Lorsque des clients retirent de l’argent des dépôts pour le placer dans des fonds monétaires, cela signifie que l’on sort de l’argent des bilans des banques et du système bancaire. Cela implique des pertes de dépôts pour les banques concernées par ces retraits. Au départ, le mécanisme de transmission, plus rapide aux Etats-Unis, visait à éviter que les taux courts ne baissent trop en raison de la liquidité abondante mais il se traduit aussi par une plus grande volatilité des dépôts en phase de remontée rapide des taux. Comparativement, les banques dans l’UE ont une meilleure stabilité, également en raison de l’absence de mécanismes tels que les Reverse Repo.

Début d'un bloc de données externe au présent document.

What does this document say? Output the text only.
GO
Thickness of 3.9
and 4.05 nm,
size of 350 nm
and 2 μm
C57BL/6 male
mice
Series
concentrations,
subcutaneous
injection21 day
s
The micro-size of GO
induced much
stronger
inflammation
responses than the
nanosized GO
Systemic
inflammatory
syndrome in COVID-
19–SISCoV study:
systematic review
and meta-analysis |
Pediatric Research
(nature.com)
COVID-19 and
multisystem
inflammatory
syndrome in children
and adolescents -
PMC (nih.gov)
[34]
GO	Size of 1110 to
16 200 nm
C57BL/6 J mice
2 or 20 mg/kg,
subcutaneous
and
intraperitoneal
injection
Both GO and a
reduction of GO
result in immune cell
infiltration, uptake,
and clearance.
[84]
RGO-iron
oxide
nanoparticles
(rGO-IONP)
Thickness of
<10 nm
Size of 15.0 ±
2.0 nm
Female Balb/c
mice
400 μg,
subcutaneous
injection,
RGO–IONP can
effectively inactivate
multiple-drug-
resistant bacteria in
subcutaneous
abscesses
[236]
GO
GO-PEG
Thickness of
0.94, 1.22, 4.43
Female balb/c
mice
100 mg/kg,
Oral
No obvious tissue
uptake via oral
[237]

Un autre aspect qui ressort de votre étude est que les marges nettes d’intérêt sont en forte hausse pour les établissements bancaires de la zone euro: celles-ci ont même augmenté de 100 milliards depuis juin 2022. Comment l’expliquer?

Dans l’UE, les taux d’intérêt pour les opérations de refinancement se situent à 3,75% depuis début mai. Comparé à la même période de l’an dernier, ces taux ont augmenté de 3,75%. Durant le même intervalle, les banques commerciales n’ont, elles, augmenté les taux qu’elles versent aux déposants que d’environ un demi-pourcent. Ce que l’on appelle les «deposits betas» – à savoir la part de la hausse des taux de la BCE qui est répercutée aux clients – se situent dans une fourchette de 10 à 20%, avec des variations d’un pays à l’autre. En d’autres termes, les banques commerciales n’ont répercuté qu’une petite partie de la hausse des taux à leurs déposants. Cela leur a ainsi permis de beaucoup augmenter leur profitabilité. En conséquence, les banques de la zone euro ont bénéficié d’un supplément de revenu assez important au cours des derniers mois.

Selon votre analyse, la qualité des bases de dépôt en termes de coût et de stabilité est la suivante, par ordre décroissant, au niveau des pays: Espagne, Allemagne, Italie, France, Benelux, pays nordiques, Royaume-Uni, États-Unis, Suisse. Comment expliquer que la Suisse apparaisse en dernier dans cet ordre? Et faut-il s’en inquiéter?

Ce classement par pays ressort de notre analyse interne des bases de dépôt selon deux mesures: les données statistiques par pays au niveau de la zone Euro et la répartition des dépôts telle que présentée dans les piliers 3 sur un échantillon de 50 banques. Cette démarche a deux grandes limites notamment sur le choix de l’échantillon et la non-exploitation des données statistiques hors-zone Euro. Cependant, nous trouvons significatifs que les pays d’Europe continentale aient une proportion plus élevée de dépôts à vue détenus par des particuliers et classés comme «retail stable» au niveau réglementaire. Le cas de l’Espagne est frappant avec une proportion de dépôts «retail stable» proche de 50%. A l’autre extrémité, les banques suisses dans notre échantillon classent moins de 10% de leurs dépôts dans cette catégorie.